The editor of Downcodes learned that Google DeepMind and the Massachusetts Institute of Technology (MIT) have achieved a major breakthrough in the field of text-to-image generation. The new autoregressive model Fluid they developed shows excellent performance at a parameter scale of 10.5 billion, subverting the industry's understanding of autoregressive models in the field of image generation. The core of this research lies in the innovative introduction of continuous word elements and random generation order, which significantly improves the performance and scalability of the model and brings a new direction to image generation technology.
Google DeepMind and the Massachusetts Institute of Technology (MIT) recently released a major research result. The new autoregressive model Fluid developed by the research team has made breakthrough progress in the field of text-to-image generation. The model has excellent performance after being expanded to a scale of 10.5 billion parameters.
This research subverts the common perception in the industry. Previously, although autoregressive models dominated the field of language processing, they have been considered inferior to diffusion models such as Stable Diffusion and Google Imagen3 in image generation. The researchers significantly improved the performance and scalability of the autoregressive model by innovatively introducing two key design factors: using continuous word elements instead of discrete word elements, and introducing randomly generated order instead of fixed order.
In terms of image information processing, continuous word elements have obvious advantages. Traditional discrete tokens encode image regions into codes in a limited vocabulary. This approach inevitably leads to information loss, and it is difficult for even large models to accurately generate detailed features such as symmetrical eyes. The continuous word elements can save more accurate information and significantly improve the quality of image reconstruction.
The research team also innovated the image generation sequence. Traditional autoregressive models usually generate images in a fixed order from left to right and top to bottom. The researchers tried a randomized sequential approach, allowing the model to predict multiple pixels at any location at each step. This method performs well in tasks that require a good grasp of the overall image structure, and achieved significant advantages in the GenEval benchmark test that measures the matching of text and generated images.

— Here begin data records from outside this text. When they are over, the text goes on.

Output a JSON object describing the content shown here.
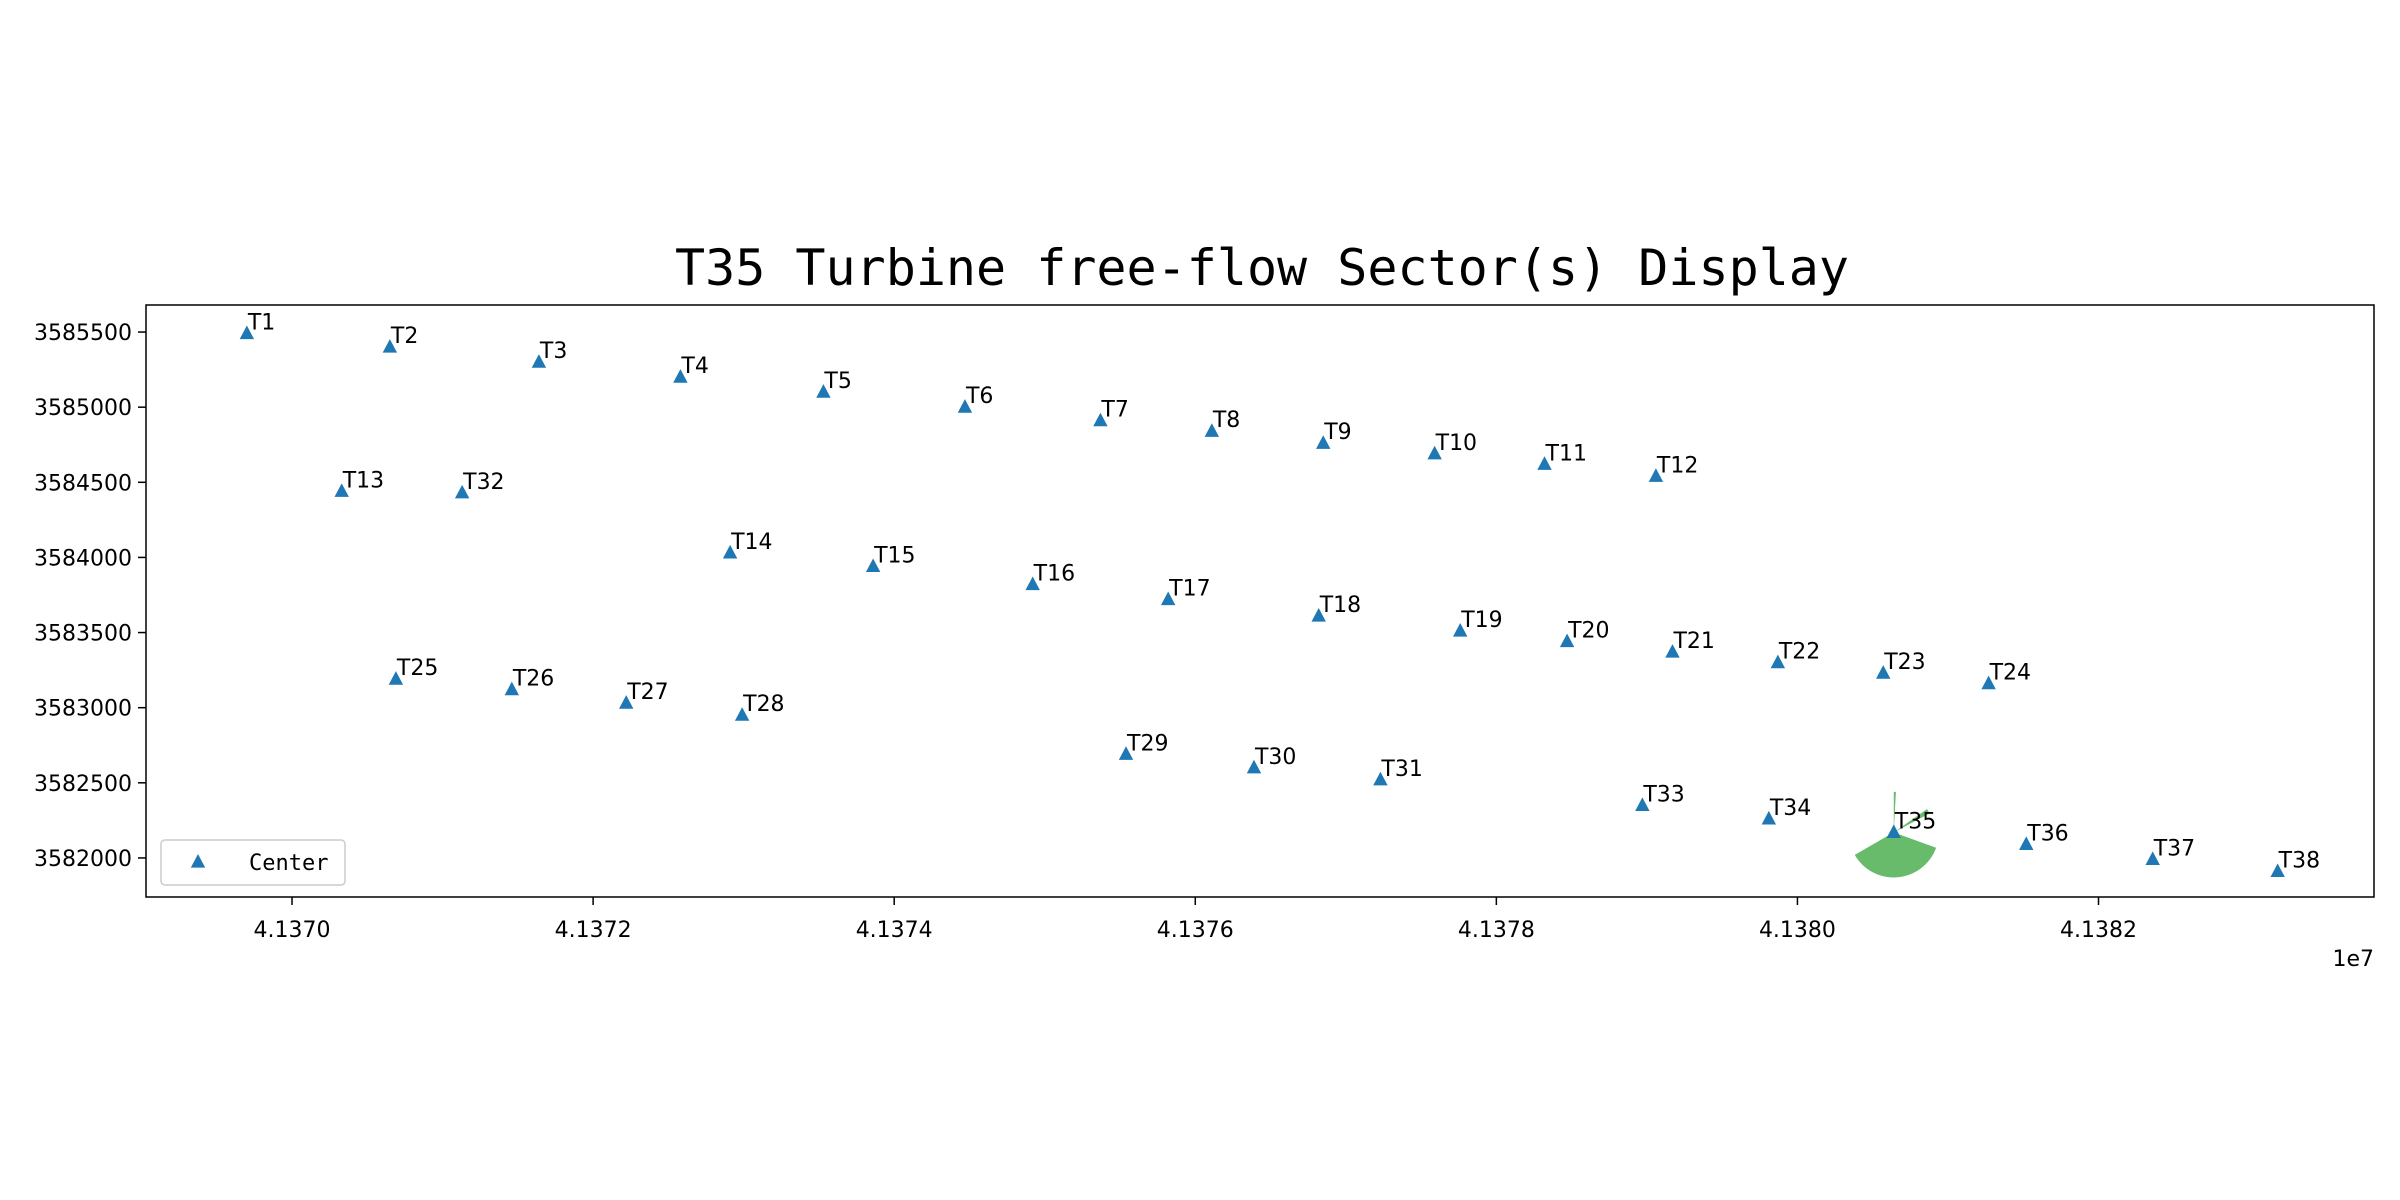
{
  "chart_data": {
    "type": "scatter",
    "title": "T35 Turbine free-flow Sector(s) Display",
    "xlabel": "",
    "ylabel": "",
    "x_offset_label": "1e7",
    "xlim": [
      41369030,
      41383830
    ],
    "ylim": [
      3581740,
      3585680
    ],
    "x_ticks": [
      {
        "value": 41370000,
        "label": "4.1370"
      },
      {
        "value": 41372000,
        "label": "4.1372"
      },
      {
        "value": 41374000,
        "label": "4.1374"
      },
      {
        "value": 41376000,
        "label": "4.1376"
      },
      {
        "value": 41378000,
        "label": "4.1378"
      },
      {
        "value": 41380000,
        "label": "4.1380"
      },
      {
        "value": 41382000,
        "label": "4.1382"
      }
    ],
    "y_ticks": [
      {
        "value": 3582000,
        "label": "3582000"
      },
      {
        "value": 3582500,
        "label": "3582500"
      },
      {
        "value": 3583000,
        "label": "3583000"
      },
      {
        "value": 3583500,
        "label": "3583500"
      },
      {
        "value": 3584000,
        "label": "3584000"
      },
      {
        "value": 3584500,
        "label": "3584500"
      },
      {
        "value": 3585000,
        "label": "3585000"
      },
      {
        "value": 3585500,
        "label": "3585500"
      }
    ],
    "grid": false,
    "legend": {
      "placement": "lower-left",
      "entries": [
        {
          "label": "Center",
          "color": "#1f77b4",
          "marker": "triangle"
        }
      ]
    },
    "series": [
      {
        "name": "Center",
        "color": "#1f77b4",
        "marker": "triangle",
        "points": [
          {
            "label": "T1",
            "x": 41369700,
            "y": 3585490
          },
          {
            "label": "T2",
            "x": 41370650,
            "y": 3585400
          },
          {
            "label": "T3",
            "x": 41371640,
            "y": 3585300
          },
          {
            "label": "T4",
            "x": 41372580,
            "y": 3585200
          },
          {
            "label": "T5",
            "x": 41373530,
            "y": 3585100
          },
          {
            "label": "T6",
            "x": 41374470,
            "y": 3585000
          },
          {
            "label": "T7",
            "x": 41375370,
            "y": 3584910
          },
          {
            "label": "T8",
            "x": 41376110,
            "y": 3584840
          },
          {
            "label": "T9",
            "x": 41376850,
            "y": 3584760
          },
          {
            "label": "T10",
            "x": 41377590,
            "y": 3584690
          },
          {
            "label": "T11",
            "x": 41378320,
            "y": 3584620
          },
          {
            "label": "T12",
            "x": 41379060,
            "y": 3584540
          },
          {
            "label": "T13",
            "x": 41370330,
            "y": 3584440
          },
          {
            "label": "T32",
            "x": 41371130,
            "y": 3584430
          },
          {
            "label": "T14",
            "x": 41372910,
            "y": 3584030
          },
          {
            "label": "T15",
            "x": 41373860,
            "y": 3583940
          },
          {
            "label": "T16",
            "x": 41374920,
            "y": 3583820
          },
          {
            "label": "T17",
            "x": 41375820,
            "y": 3583720
          },
          {
            "label": "T18",
            "x": 41376820,
            "y": 3583610
          },
          {
            "label": "T19",
            "x": 41377760,
            "y": 3583510
          },
          {
            "label": "T20",
            "x": 41378470,
            "y": 3583440
          },
          {
            "label": "T21",
            "x": 41379170,
            "y": 3583370
          },
          {
            "label": "T22",
            "x": 41379870,
            "y": 3583300
          },
          {
            "label": "T23",
            "x": 41380570,
            "y": 3583230
          },
          {
            "label": "T24",
            "x": 41381270,
            "y": 3583160
          },
          {
            "label": "T25",
            "x": 41370690,
            "y": 3583190
          },
          {
            "label": "T26",
            "x": 41371460,
            "y": 3583120
          },
          {
            "label": "T27",
            "x": 41372220,
            "y": 3583030
          },
          {
            "label": "T28",
            "x": 41372990,
            "y": 3582950
          },
          {
            "label": "T29",
            "x": 41375540,
            "y": 3582690
          },
          {
            "label": "T30",
            "x": 41376390,
            "y": 3582600
          },
          {
            "label": "T31",
            "x": 41377230,
            "y": 3582520
          },
          {
            "label": "T33",
            "x": 41378970,
            "y": 3582350
          },
          {
            "label": "T34",
            "x": 41379810,
            "y": 3582260
          },
          {
            "label": "T35",
            "x": 41380640,
            "y": 3582170
          },
          {
            "label": "T36",
            "x": 41381520,
            "y": 3582090
          },
          {
            "label": "T37",
            "x": 41382360,
            "y": 3581990
          },
          {
            "label": "T38",
            "x": 41383190,
            "y": 3581910
          }
        ]
      }
    ],
    "sectors": [
      {
        "center_label": "T35",
        "color": "#4caf50",
        "alpha": 0.85,
        "radius": 300,
        "start_deg": 110,
        "end_deg": 240
      },
      {
        "center_label": "T35",
        "color": "#4caf50",
        "alpha": 0.85,
        "radius": 270,
        "start_deg": 0,
        "end_deg": 3
      },
      {
        "center_label": "T35",
        "color": "#4caf50",
        "alpha": 0.85,
        "radius": 270,
        "start_deg": 55,
        "end_deg": 62
      }
    ]
  }
}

The actual performance of the Fluid model confirms the value of the research. After scaling to 10.5 billion parameters, Fluid outperformed existing models in multiple important benchmarks. It is worth noting that the small Fluid model with only 369 million parameters has reached the FID score (7.23) of the Parti model with 20 billion parameters on the MS-COCO data set.
This research result shows that autoregressive models like Fluid are likely to become powerful alternatives to diffusion models. Compared with diffusion models that require multiple forward and reverse passes, Fluid only needs a single pass to generate images. This efficiency advantage will be more obvious as the model is further expanded.

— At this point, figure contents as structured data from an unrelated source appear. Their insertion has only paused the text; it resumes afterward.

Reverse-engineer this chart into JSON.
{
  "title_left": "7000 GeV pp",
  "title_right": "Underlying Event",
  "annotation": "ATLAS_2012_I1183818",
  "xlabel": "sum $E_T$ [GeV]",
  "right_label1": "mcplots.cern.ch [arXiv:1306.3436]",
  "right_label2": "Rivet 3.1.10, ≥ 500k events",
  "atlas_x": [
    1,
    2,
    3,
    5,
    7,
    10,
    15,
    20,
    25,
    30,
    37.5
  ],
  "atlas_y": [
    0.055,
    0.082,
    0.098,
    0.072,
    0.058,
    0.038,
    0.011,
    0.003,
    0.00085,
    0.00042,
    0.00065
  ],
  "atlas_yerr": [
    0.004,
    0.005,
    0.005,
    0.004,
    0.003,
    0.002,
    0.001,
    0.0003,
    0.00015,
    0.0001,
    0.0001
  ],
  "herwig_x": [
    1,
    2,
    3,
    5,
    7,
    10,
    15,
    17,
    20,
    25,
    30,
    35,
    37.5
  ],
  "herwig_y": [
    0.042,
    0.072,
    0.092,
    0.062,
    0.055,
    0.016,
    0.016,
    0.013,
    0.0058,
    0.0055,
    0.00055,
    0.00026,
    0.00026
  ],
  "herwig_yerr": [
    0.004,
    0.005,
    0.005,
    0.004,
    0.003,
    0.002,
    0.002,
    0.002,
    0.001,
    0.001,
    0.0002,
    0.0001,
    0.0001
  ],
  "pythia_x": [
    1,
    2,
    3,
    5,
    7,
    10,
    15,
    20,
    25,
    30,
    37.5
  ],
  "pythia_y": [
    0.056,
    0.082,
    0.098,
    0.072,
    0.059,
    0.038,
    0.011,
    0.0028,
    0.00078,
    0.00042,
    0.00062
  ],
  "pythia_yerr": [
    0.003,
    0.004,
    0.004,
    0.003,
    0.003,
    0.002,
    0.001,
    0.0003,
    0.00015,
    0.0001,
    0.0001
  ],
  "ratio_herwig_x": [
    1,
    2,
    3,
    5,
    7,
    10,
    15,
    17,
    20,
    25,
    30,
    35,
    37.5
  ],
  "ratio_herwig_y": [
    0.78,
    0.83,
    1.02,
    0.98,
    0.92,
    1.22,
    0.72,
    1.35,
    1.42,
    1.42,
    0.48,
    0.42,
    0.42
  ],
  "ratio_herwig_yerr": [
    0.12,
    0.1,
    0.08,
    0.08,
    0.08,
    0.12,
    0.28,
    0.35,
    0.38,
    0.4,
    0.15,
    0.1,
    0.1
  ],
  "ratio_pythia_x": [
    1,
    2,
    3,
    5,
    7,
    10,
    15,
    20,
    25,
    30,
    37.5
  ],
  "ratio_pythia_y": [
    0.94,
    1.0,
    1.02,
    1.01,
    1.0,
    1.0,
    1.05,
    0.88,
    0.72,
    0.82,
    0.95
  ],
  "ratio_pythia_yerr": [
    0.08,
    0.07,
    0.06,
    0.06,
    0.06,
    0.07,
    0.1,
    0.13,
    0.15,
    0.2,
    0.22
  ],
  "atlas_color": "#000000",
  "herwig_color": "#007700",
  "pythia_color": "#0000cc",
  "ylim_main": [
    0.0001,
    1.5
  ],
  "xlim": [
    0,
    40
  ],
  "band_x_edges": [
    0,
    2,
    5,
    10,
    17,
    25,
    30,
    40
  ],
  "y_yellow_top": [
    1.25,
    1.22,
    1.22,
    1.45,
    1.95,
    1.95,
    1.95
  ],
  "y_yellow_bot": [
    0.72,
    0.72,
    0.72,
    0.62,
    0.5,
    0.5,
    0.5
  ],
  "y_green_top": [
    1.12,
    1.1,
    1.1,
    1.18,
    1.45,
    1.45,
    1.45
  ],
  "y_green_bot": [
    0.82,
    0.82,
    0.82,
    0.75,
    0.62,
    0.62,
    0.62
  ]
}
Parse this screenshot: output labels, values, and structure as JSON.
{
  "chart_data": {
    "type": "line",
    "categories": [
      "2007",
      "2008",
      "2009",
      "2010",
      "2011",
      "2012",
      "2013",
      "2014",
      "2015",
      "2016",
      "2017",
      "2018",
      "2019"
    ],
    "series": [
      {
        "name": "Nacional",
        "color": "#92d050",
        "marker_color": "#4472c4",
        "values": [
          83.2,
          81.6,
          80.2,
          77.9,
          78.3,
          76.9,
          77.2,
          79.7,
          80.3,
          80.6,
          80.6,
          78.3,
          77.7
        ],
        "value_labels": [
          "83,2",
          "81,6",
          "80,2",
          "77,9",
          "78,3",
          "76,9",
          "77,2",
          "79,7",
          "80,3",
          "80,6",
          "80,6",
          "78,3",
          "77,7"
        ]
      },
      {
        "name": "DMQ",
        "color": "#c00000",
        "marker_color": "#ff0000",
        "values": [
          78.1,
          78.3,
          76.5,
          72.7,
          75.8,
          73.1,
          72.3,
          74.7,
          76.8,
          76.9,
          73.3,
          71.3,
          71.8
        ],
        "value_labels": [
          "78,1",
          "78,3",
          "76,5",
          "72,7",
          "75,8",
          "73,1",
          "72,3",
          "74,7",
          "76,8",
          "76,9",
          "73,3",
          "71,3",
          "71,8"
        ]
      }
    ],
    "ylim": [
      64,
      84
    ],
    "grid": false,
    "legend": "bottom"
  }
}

This research brings new possibilities to the field of text-to-image generation, and the emergence of the Fluid model also marks the rise of autoregressive models in the field of image generation. In the future, we can look forward to more applications and improvements based on Fluid models to further promote the advancement of artificial intelligence image generation technology. The editor of Downcodes will continue to pay attention to the latest developments in this field and bring more exciting content to readers.